Przedostatni dzień wyjazdu wakacyjnego, najpiękniejszych dni w roku. Mam już swoje lata, właściwie jestem nastolatką, więc jak sądzę cały mój dziecięcy zapał do nauki już dawno poszedł w bezpowrotną wędrówkę.
Całym sercem oczekiwałam tych lekkich chwil zapomnienia i spokoju, które należały mi się po roku miedzyklasowej tułaczki. Jestem dobrą uczennicą, a w mojej rubryce pojawiają się piątki i czwórki. Czasem zdobędę coś w konkursie, ale zdarza się to raczej rzadko. Moim ulubionym przedmiotem jest biologia i geografia - nie wiedzieć czemu i jedno i drugie wchodzi do mojej głowy w zaskakującym tempie.

Może i od niedawna stałam się kobietą, albo zwyczajnie moje serce zaczęło odczuwać jakąś niszczącą pustkę - nie wiem. Odczuwałam smutną, wirujacą samotność, która wbijała w moje serce tuzin gwoździ.
Nie mogłam sobie z nią poradzić, zwyczajnie nie dawałam sobie rady i poległam przy każdym starciu. Ta nieznana mi sytuacja trwa dzień w dzień, poczynając od moich ostatnich urodzin.

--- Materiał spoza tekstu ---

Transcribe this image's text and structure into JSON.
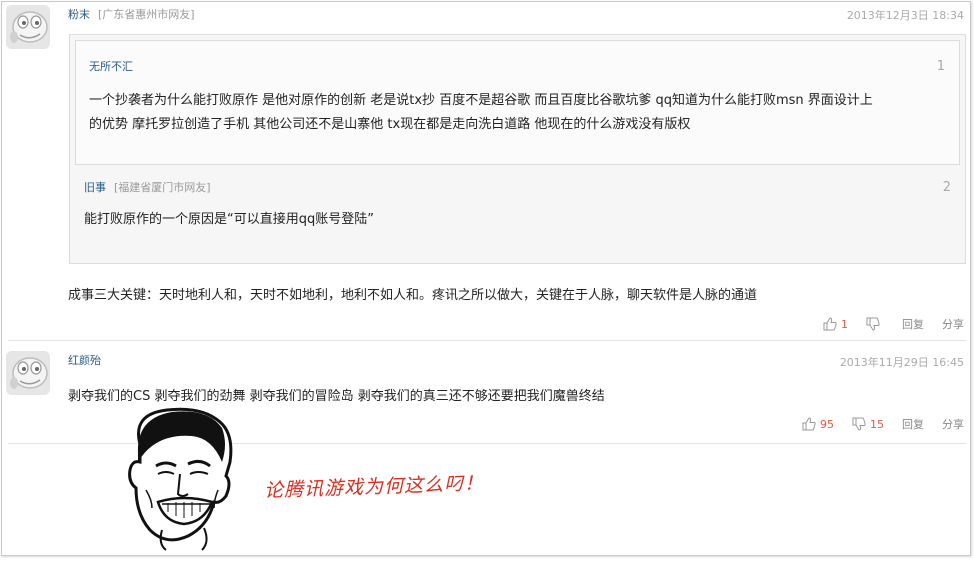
{
  "comments": [
    {
      "user": "粉末",
      "location": "[广东省惠州市网友]",
      "time": "2013年12月3日 18:34",
      "quotes": [
        {
          "user": "无所不汇",
          "index": "1",
          "text_line1": "一个抄袭者为什么能打败原作  是他对原作的创新  老是说tx抄  百度不是超谷歌  而且百度比谷歌坑爹  qq知道为什么能打败msn 界面设计上",
          "text_line2": "的优势  摩托罗拉创造了手机  其他公司还不是山寨他  tx现在都是走向洗白道路  他现在的什么游戏没有版权"
        },
        {
          "user": "旧事",
          "location": "[福建省厦门市网友]",
          "index": "2",
          "text": "能打败原作的一个原因是“可以直接用qq账号登陆”"
        }
      ],
      "text": "成事三大关键：天时地利人和，天时不如地利，地利不如人和。疼讯之所以做大，关键在于人脉，聊天软件是人脉的通道",
      "likes": "1",
      "dislikes": "",
      "reply_label": "回复",
      "share_label": "分享"
    },
    {
      "user": "红颜殆",
      "location": "",
      "time": "2013年11月29日 16:45",
      "text": "剥夺我们的CS 剥夺我们的劲舞 剥夺我们的冒险岛 剥夺我们的真三还不够还要把我们魔兽终结",
      "likes": "95",
      "dislikes": "15",
      "reply_label": "回复",
      "share_label": "分享",
      "meme_caption": "论腾讯游戏为何这么叼！"
    }
  ],
  "colors": {
    "username": "#2a5c8a",
    "count": "#e4573d",
    "caption": "#e32a1c"
  }
}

Jako niespokojna dziewczynka już w wieku dziesięciu lat ocierałam się o okrutne zawody miłosne, które z roku na rok stawały się coraz poważniejsze. Nie żebym wtedy brała udział w byciu w 'związku'. Mimo moich rozmarzonych oczu wiodących za każdym kto przypadł mi do gustu byłam wstydliwa, przy każdej rozmowie (zwykle przypadkowej) zalewałam się czerwonym rumieńcem i nie mogłam wykrztusić ani jednego słowa, które wskazywałoby, iż nie tracę głowy.
Wszystkie moje 'miłostki' polegały na bezustannym rozmyślaniu i przyglądaniu się osobnikowi (który oczywiście nic, a nic nie wiedział) i trwały gdzieś do dwóch miesięcy. W tym czasie nudziłam się tym, iż obrót spraw nie posunął się ani o krok do przodu i znajdowałam sobie kolejny obiekt westchnień. Startowałam z nową nadzieją i energią.

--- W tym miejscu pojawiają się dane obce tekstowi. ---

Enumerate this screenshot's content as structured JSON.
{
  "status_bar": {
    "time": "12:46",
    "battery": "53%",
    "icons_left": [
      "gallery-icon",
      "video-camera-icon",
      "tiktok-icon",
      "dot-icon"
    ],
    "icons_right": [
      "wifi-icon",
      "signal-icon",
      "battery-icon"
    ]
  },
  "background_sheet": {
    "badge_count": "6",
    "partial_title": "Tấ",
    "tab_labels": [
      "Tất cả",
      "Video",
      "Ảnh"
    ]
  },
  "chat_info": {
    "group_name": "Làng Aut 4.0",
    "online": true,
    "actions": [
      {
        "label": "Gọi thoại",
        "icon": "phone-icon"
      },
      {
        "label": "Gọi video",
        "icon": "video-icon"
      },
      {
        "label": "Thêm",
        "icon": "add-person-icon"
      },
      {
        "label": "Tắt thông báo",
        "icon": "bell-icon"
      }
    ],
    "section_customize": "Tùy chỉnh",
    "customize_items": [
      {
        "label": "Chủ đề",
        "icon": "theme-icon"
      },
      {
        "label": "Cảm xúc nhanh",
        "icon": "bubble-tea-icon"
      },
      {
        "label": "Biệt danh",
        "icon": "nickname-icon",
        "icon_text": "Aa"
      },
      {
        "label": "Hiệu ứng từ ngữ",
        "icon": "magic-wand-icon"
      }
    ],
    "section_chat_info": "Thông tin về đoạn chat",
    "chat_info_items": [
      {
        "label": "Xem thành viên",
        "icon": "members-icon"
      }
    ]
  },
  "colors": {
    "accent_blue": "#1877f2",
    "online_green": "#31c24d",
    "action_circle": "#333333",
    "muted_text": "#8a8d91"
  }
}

Przyglądanie się jednak coraz bardziej bolało mnie w środku. To było straszne. Każdy kto wie, jakie to uczucie zrozumie mnie bardzo dobrze.

Gdy byłam trochę starsza zaczęłam praktykować coś w rodzaju uniku. Ten dość dziwny sposób unikania okropnych doświadczeń polegał na tym iż zwyczajnie nie pozwalałam sobie na zawracanie sobie kimś głowy. Potrafiłam katować się w myślach godzinami, ale wkrótce zrozumiałam, że ten sposób jest skuteczny. Byłam szczęśliwa i wreszcie mogłam skupić się na nauce.
Jednak wiadomo, samotność nikomu nie służy. Nie da się działać tak długo.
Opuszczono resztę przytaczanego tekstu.